According to Dr. Anderson, there are four parts to MICRA: The first is a $250,000 no-exceptions cap on non-economic damages.

"There is no cap on overall damages — any actual, provable damage is compensated in full. But non-economic damages, for pain and suffering, are limited to $250,000," he says.

The second prong to the legislation is periodic payments. In other words, if a patient gets a malpractice award meant to cover 30 years of life, then it is paid out over those 30 years and is not written out as a lump-sum check.

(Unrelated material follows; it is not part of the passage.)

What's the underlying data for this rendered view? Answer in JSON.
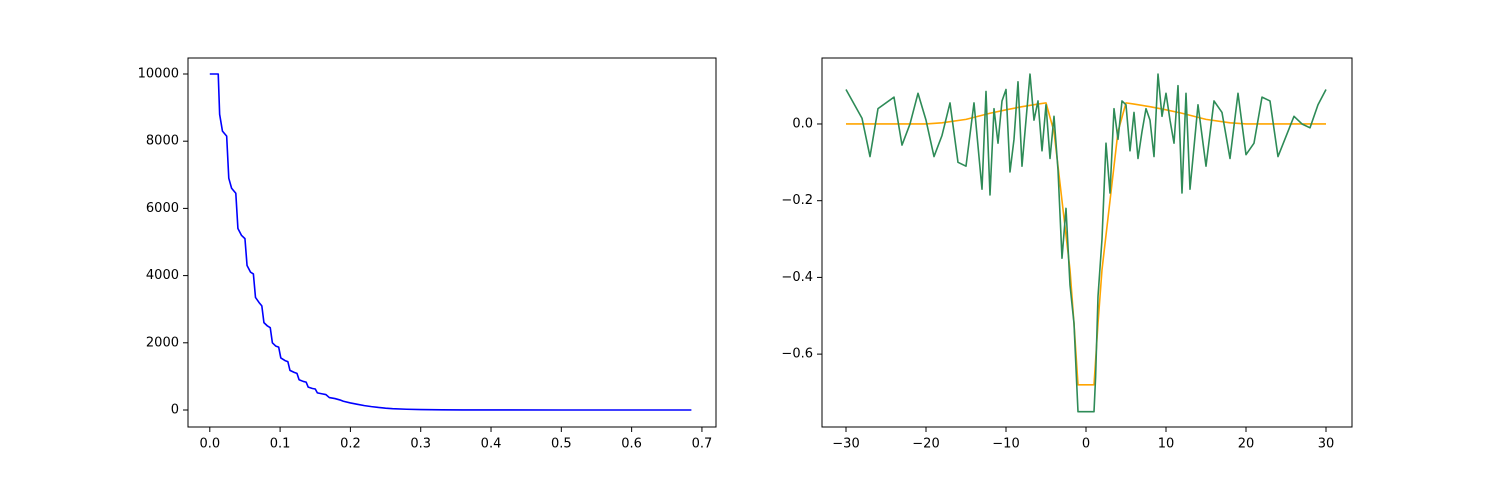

"The tremendous advantage of this is that it makes it possible to pay even large judgments without bankrupting the insurance system and it actually assures that the money will be available as it is intended to be used over the years," Dr. Anderson says.

The third aspect, collateral source, states, basically, that there will be no double-dipping. If a patient has disability insurance or health insurance that pays health bills, that patient will not be able to collect for the same bills from another source, such as a malpractice claim.

The fourth part to the law has to do with limitations on attorneys' contingency fees. MICRA uses a sliding scale contingency fee, capping what attorneys can make on cases.

"Even with the limitations, a plaintiff's attorney in California who wins a $1 million claim can still take home $221,000, plus expenses," he says. "The beauty of this reform is that the money goes directly to the injured patient."


Dr. Anderson says that MICRA's four-pronged approach has reduced California's malpractice insurance rates by 25 to 40 percent, compared to what the rates would otherwise be without the reforms.